Presently Indian NPPs operate more than a year without shutdown. Therefore current injection test method has been retrofiited in some plants and being incorporated in rest of the plants where such deficiencies exist. Newer reactors have finite impulse test systems to continuosly check healthiness of electronic circuits and equipment. The AERB code on design makes this mandatory for new stations.
Apart from on-line testing of the electronic parts of protection systems, the on-line testing of shutdown rods clutch release for a limited drop is demonstrated in 540 Mwe PHWRs.
Non-availability of some systems during testing (eg.:- dousing system in RAPS No. 1 and 2 where two channels are blocked during testing) has been factored into engineered safety feature non-availability calculations/target used for safety analysis.

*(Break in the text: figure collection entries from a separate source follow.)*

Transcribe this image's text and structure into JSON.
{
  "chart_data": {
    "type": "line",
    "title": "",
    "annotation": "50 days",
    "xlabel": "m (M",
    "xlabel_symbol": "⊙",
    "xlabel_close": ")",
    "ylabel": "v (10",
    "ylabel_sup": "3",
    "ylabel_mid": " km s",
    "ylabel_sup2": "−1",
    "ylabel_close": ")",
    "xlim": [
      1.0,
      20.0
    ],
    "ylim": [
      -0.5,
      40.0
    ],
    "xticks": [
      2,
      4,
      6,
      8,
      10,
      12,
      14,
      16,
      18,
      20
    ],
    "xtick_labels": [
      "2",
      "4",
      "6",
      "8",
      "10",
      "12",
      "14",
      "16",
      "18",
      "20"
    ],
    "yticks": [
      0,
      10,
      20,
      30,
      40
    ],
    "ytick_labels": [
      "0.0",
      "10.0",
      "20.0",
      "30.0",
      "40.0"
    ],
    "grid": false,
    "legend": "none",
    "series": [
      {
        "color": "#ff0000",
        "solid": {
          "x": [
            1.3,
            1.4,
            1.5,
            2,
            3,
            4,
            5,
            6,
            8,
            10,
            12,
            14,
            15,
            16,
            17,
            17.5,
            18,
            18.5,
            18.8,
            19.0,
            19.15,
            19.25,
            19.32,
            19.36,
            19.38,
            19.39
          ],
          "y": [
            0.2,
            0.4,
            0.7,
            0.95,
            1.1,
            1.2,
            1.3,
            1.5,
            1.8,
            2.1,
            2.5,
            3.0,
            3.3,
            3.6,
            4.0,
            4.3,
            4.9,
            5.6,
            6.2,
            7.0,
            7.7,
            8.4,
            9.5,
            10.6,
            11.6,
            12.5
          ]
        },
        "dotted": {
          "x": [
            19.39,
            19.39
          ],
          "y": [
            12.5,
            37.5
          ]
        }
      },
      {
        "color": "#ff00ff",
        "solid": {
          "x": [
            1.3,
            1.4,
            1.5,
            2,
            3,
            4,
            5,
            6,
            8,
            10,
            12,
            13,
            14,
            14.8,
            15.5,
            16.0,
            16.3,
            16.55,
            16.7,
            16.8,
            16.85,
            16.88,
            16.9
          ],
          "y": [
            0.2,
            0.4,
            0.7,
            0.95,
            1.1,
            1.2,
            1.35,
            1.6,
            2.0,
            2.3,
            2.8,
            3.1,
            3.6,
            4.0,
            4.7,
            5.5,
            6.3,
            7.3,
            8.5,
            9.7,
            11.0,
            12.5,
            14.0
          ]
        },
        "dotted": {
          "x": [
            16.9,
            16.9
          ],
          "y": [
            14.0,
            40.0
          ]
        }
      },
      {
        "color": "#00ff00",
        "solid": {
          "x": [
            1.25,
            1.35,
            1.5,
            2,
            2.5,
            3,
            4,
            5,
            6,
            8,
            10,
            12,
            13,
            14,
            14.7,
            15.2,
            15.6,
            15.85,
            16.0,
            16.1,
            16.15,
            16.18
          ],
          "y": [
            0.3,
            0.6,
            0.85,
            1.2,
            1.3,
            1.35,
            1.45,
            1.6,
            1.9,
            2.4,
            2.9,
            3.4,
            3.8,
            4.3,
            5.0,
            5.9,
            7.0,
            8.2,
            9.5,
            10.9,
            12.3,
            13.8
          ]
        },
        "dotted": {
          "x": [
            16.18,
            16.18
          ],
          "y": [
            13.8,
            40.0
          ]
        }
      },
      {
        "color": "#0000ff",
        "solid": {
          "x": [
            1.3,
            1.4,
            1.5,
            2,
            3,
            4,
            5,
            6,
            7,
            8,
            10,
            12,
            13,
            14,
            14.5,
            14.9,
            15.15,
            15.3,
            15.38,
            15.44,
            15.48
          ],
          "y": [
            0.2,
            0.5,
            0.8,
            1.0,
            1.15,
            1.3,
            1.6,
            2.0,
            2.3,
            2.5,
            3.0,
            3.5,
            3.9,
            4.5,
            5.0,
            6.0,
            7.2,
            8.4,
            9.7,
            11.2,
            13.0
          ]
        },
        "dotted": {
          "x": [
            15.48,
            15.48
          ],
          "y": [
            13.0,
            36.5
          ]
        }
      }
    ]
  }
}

Continuous efforts have been put to avoid errors during manual testing. These include better check lists, different colour check lists for each channel, introducing testing by electronic injection circuits upto detector and the whole circuit during outages, etc.
Korea, Republic of
On-line testability of protection systems is demonstrated "Operable" by the performance of the surveillance test periodically, which is described on the technical specification to satisfy the safety reliability targets. Licensee should report that the failure related to shutdown system occurred.
Romania
This operability is being checked as part of the self assessment program to review the operational feedback system for all the plant systems/components, including the protection systems. The necessity of testability of the systems (i.e the list of these systems) was based on the requirements from Safety Classification Lists and on the results from the probabilistic analyses (review of reliability analyses, safety design matrices and PSA level 1 various versions). It is expected to get new confirmations as part of the new PSA level 1 developed this time for unit 1 as licensing conditions, in the Periodical Safety Review Program.
However there is no event encountered so far by Licensee and / or emerging problem related to this topic to justify its definition a Generic Safety Issue.
ADDITIONAL SOURCES:
• PSA level 1 Cernavoda NPP unit 1, results as included in the reports to IPERS mission in 1995.
• PSA level 1 Cernavoda NPP unit 1, results as included in the reports to IPERS mission in 1995.